7. TUMBUH

6 3 0
                                    

     Malam ini Saka dan Deni tengah makan malam bersama di sebuah restoran mewah. Hanya orang tertentu saja yang bisa masuk kesini. Deni di temani beberapa anak buahnya yang menjaga di setiap sudut tempat, restoran ini sengaja di booking oleh Deni hanya untuk makan malam bersama anaknya.

"Gimana sekolah kamu Saka?" tanya Deni memulai percakapan di sela-sela makan.

"Baik Yah"

"Kamu harus banyakin prestasi kamu di sekolah itu Saka. Itu juga bisa jadi modal buat kamu nerusin jejak Ayah, ngerti?"

Saka meletakkan kembali sendok yang hampir di suapkan di mulutnya. Ia mengangguk tanpa menatap Ayahnya, kepalanya mengangguk namun hatinya menolak.

Makan malam kembali berlanjut, Saka hanya sesekali menanggapi omongan Ayahnya yang selalu mengatur-aturnya. Ia benci, ingin sekali menolak dan memberontak, namun tetap saja tidak bisa. Saka pamit pulang ketika jam menunjukkan pukul sepuluh, Deni hendak mengantarnya namun Saka menolak. Makan malam tadi saja batinnya sudah tersiksa, apalagi jika harus mendengarkan celotehan Ayahnya di sepanjang perjalanan. Lagipula Saka membawa motor dan hendak mampir dulu ke basecamp.

"Kamu hati-hati Saka, jaga diri baik-baik jangan sampai sakit. Sekali lagi ingat, kamu harus perbanyak prestasi kamu di sekolah" ujar Deni saat Saka salim padanya.

Saka mengangguk, tak berniat menanggapi. Mobil Deni melaju pelan di jalan raya, Saka masih menatapnya hingga mobil itu berbelok ke sebuah tikungan. Setelah mobil Deni sudah tak terlihat Saka segera menaiki motornya, melaju kencang membelah jalan raya. Ingatannya terus berputar pada setiap perkataan Deni yang mengaturnya. Saka menambah gas motornya, merasakan angin malam yang membelai lembut wajahnya.

                                    ****

          Hari ini pelajaran kelas XI IPA 1 adalah olahraga, hal yang di benci Keira sebab ia sangat payah dalam olahraga apapun. Guru olahraga sedang menjelaskan materi permainan bola basket, Keira tetap mendengarkan meski sama sekali tidak tertarik. Pandangannya lebih teralihkan oleh Saka yang entah mengapa pada pagi ini terlihat lebih tampan.

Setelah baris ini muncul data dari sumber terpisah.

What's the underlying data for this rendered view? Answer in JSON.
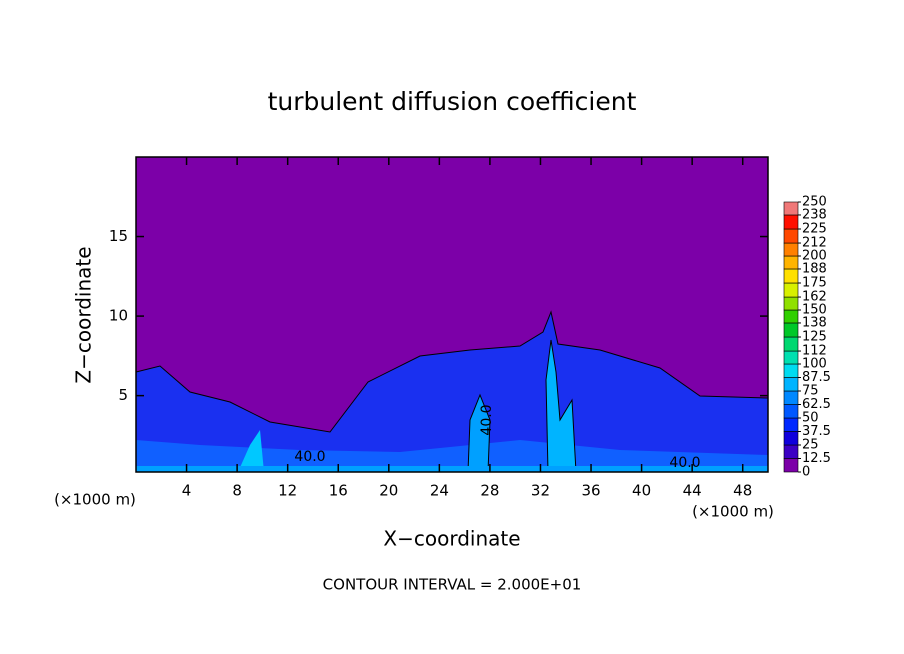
{
  "chart_data": {
    "type": "contour",
    "title": "turbulent diffusion coefficient",
    "xlabel": "X−coordinate",
    "ylabel": "Z−coordinate",
    "x_unit_left": "(×1000 m)",
    "x_unit_right": "(×1000 m)",
    "footer": "CONTOUR INTERVAL = 2.000E+01",
    "contour_labels": [
      "40.0",
      "40.0",
      "40.0"
    ],
    "xlim": [
      0,
      50
    ],
    "ylim": [
      0.2,
      20
    ],
    "xticks": [
      4,
      8,
      12,
      16,
      20,
      24,
      28,
      32,
      36,
      40,
      44,
      48
    ],
    "yticks": [
      5,
      10,
      15
    ],
    "colorbar_lim": [
      0,
      250
    ],
    "colorbar_ticks": [
      0,
      12.5,
      25,
      37.5,
      50,
      62.5,
      75,
      87.5,
      100,
      112,
      125,
      138,
      150,
      162,
      175,
      188,
      200,
      212,
      225,
      238,
      250
    ],
    "colorbar_colors": [
      "#7c00a8",
      "#3c00c4",
      "#1000dc",
      "#0028ff",
      "#0058ff",
      "#0088ff",
      "#00b4ff",
      "#00dcf0",
      "#00e0b0",
      "#00d870",
      "#00c828",
      "#30d000",
      "#90e000",
      "#d8f000",
      "#ffe000",
      "#ffb400",
      "#ff8000",
      "#ff4800",
      "#ff1000",
      "#f07878"
    ]
  }
}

"Oke kalian telah mendengarkan materi permainan bola basket yang telah Saya berikan. Selanjutnya satu persatu dari kalian Saya minta mempraktekkan teknik lay-up, anggap saja ini pengambilan nilai ulangan harian. Saya beri tiga kali percobaan, jika ketiganya gagal kalian harus mengulang lagi Minggu depan, mengerti?" jelas Pak Bondan, guru olahraga tersebut.

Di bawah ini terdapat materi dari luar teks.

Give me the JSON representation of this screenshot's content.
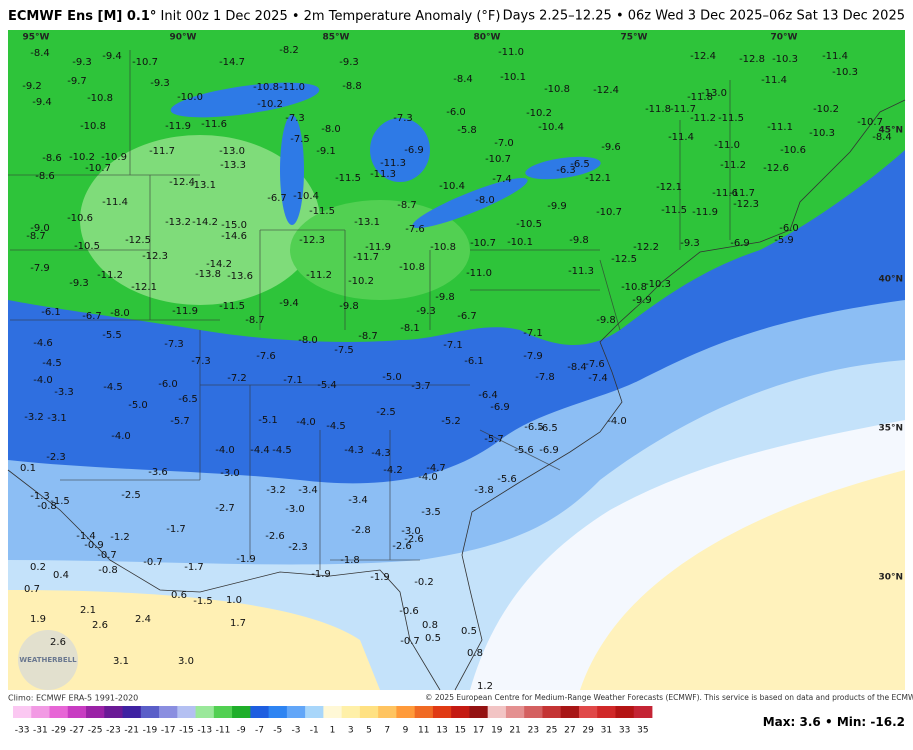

"Mengerti Pak" jawab semua murid yang terlihat antusias, kecuali Keira.

Beberapa murid telah mempraktekkan teknik lay-up di mulai dari absen pertama. Kali ini adalah giliran Keira. Keira akui ia sangat gugup, ia tidak pandai dalam berolahraga dan ia akan sangat malu jika bolanya tidak masuk ke dalam ring. Apalagi di sini ada Saka.

"Oke Keira, ingat-ingat apa yang sudah Saya jelaskan tadi. Saya hanya memberikan tiga kali percobaan, gunakan itu dengan sebaik mungkin. Ini bolanya" ucap Pak Bondan seraya melemparkan bola basket ke arah Keira.

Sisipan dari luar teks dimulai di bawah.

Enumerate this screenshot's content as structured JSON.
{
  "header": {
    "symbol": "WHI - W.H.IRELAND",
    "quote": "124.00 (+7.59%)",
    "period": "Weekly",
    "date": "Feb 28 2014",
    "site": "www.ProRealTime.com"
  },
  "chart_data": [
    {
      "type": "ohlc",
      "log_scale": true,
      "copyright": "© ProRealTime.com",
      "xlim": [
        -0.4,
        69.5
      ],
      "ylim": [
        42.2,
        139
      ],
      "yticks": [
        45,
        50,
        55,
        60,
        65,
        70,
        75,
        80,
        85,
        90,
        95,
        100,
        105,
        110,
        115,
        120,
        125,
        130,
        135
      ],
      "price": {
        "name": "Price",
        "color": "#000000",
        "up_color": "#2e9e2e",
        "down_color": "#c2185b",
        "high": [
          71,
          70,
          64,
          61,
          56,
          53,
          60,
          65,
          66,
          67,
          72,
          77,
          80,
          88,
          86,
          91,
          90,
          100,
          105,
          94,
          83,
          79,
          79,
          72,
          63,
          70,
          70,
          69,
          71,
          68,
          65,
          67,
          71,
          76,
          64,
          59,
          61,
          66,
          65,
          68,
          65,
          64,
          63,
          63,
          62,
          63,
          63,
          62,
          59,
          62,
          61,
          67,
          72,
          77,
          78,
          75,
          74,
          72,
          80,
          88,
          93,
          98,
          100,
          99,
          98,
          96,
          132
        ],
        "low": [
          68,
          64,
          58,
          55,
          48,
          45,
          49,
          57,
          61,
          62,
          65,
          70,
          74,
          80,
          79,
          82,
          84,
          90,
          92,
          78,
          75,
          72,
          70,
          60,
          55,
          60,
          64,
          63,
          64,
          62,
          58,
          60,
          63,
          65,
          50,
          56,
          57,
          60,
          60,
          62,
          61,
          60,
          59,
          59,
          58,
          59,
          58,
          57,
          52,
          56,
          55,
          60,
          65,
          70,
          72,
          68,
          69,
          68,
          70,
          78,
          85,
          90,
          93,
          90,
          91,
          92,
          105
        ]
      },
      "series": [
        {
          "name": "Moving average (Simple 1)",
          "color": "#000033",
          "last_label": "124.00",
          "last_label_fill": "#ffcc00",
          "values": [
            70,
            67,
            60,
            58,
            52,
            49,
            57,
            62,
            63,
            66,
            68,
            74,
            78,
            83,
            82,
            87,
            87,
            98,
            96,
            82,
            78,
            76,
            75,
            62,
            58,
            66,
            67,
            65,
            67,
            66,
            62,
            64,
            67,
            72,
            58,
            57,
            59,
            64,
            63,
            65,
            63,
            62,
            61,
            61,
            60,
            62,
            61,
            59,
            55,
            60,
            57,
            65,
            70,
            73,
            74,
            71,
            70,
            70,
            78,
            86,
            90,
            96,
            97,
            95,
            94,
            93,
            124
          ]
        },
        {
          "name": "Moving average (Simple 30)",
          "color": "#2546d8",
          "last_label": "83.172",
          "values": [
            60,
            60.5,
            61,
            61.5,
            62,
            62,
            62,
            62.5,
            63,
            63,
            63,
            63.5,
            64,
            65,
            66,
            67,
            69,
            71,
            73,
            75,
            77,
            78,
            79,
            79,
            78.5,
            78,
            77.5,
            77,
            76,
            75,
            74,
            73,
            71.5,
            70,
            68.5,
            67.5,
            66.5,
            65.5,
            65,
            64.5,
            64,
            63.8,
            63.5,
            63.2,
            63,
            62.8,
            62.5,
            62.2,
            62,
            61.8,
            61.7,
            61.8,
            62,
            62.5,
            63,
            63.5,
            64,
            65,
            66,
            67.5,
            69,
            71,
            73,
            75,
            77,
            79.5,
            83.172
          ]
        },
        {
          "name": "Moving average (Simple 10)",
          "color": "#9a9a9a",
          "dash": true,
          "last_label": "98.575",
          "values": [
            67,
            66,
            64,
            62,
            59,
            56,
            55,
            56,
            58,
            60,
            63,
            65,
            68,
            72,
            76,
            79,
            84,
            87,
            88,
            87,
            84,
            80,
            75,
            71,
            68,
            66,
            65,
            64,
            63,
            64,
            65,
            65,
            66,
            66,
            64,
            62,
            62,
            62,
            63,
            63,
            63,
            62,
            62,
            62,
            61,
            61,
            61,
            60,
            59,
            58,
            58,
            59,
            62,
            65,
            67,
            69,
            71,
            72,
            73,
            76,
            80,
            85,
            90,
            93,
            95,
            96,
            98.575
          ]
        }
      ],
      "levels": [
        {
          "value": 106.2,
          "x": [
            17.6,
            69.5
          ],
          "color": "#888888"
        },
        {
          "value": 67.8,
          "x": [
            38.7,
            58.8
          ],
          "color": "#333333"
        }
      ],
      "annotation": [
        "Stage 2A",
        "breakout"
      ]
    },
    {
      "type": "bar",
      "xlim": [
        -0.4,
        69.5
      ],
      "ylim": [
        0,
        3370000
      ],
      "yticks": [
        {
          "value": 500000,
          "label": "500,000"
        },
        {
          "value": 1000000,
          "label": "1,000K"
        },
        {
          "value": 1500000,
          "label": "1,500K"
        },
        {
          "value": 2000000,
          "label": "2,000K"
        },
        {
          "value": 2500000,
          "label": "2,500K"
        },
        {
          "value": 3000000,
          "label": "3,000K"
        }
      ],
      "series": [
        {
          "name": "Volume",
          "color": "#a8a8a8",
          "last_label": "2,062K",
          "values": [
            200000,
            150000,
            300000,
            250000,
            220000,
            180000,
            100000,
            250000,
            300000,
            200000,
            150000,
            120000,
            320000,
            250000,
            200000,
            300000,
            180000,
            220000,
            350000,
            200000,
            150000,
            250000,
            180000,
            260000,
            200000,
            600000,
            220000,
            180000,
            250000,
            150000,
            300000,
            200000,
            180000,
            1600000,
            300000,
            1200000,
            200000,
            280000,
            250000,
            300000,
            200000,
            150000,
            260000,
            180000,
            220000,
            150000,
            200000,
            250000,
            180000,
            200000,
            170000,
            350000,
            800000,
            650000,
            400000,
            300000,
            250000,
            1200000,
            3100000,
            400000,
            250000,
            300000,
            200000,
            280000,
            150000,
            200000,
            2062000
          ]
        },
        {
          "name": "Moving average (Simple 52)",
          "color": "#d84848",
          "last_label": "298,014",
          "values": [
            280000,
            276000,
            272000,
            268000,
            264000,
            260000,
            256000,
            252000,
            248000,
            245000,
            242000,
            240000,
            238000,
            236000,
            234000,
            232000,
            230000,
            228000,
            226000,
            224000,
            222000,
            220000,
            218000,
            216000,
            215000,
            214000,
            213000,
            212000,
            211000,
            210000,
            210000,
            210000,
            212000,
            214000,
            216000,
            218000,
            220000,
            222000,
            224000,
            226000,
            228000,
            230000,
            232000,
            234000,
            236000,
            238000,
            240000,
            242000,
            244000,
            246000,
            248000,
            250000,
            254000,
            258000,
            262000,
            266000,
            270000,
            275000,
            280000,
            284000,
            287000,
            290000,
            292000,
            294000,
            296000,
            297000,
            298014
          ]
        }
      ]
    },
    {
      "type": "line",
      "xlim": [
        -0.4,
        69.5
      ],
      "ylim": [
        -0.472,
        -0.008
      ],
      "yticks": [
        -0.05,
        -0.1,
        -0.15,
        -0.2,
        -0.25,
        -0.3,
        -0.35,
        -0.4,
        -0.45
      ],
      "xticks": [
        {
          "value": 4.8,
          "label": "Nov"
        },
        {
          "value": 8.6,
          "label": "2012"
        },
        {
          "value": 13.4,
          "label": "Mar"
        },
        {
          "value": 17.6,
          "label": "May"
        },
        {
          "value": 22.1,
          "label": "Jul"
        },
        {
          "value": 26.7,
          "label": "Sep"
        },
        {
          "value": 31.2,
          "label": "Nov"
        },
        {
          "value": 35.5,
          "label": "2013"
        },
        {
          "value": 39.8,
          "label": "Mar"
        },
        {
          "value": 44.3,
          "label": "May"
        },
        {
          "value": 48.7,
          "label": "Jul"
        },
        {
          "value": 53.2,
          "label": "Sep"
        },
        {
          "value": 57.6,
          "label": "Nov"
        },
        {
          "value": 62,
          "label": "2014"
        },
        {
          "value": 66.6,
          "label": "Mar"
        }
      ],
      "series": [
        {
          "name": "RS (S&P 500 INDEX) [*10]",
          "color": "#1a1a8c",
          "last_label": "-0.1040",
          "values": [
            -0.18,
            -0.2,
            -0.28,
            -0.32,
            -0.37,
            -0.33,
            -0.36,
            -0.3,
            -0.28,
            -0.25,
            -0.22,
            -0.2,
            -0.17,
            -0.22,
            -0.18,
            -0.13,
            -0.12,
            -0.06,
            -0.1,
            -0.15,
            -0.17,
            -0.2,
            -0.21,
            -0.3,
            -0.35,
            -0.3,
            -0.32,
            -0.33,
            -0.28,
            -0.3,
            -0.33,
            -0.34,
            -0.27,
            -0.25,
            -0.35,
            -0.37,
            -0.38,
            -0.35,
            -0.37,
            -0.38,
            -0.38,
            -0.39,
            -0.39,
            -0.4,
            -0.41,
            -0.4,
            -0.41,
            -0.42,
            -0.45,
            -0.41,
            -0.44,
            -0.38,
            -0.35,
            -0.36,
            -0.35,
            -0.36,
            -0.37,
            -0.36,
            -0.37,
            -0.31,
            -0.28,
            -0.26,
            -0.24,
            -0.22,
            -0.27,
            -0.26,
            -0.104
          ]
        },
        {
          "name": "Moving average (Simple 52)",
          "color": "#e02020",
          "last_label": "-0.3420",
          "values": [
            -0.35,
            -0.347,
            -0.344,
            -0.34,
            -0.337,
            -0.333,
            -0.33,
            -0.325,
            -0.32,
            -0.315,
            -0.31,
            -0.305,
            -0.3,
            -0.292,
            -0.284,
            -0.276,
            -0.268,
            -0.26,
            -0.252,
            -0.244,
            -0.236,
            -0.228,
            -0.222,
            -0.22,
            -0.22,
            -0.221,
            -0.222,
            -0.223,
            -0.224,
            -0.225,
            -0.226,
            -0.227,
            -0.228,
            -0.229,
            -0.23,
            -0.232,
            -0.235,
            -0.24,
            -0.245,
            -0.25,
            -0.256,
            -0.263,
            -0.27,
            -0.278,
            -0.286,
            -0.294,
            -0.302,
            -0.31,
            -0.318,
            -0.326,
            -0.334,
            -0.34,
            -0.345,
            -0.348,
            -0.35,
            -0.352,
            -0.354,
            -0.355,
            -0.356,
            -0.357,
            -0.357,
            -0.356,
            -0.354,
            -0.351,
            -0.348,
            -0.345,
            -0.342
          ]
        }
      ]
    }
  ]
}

Keira yang belum siap menerima bola tidak sempat menangkapnya, apalagi menghindar. Alhasil jidatnya menjadi korban kecupan bola basket yang besar dan keras. Keira merintih, teman-temannya tertawa terbahak-bahak. Namun ada satu di antaranya yang tak tertawa dan tak berekspresi, ia Saka.

"Keira kamu ngga apa-apa?" tanya Pak Bondan khawatir, Keira mengangguk kemudian segera berdiri.

Keira mulai mendribble bola basket dengan gerakan kaku. Satu percobaan gagal, dua kali percobaan tetap gagal. Tersisa satu percobaan lagi, Keira mulai gugup. Jika percobaan terakhirnya tetap tidak membuahkan hasil mau tidak mau ia harus mengulang Minggu depan, dan akan di taruh dimana mukanya ketika murid paling pintar yang tidak pernah sekalipun remedi akan mengulang pelajaran olahraga yang setiap orang bisa melakukannya. Keira bergidik ngeri membayangkannya, ia tak ingin hal itu terjadi.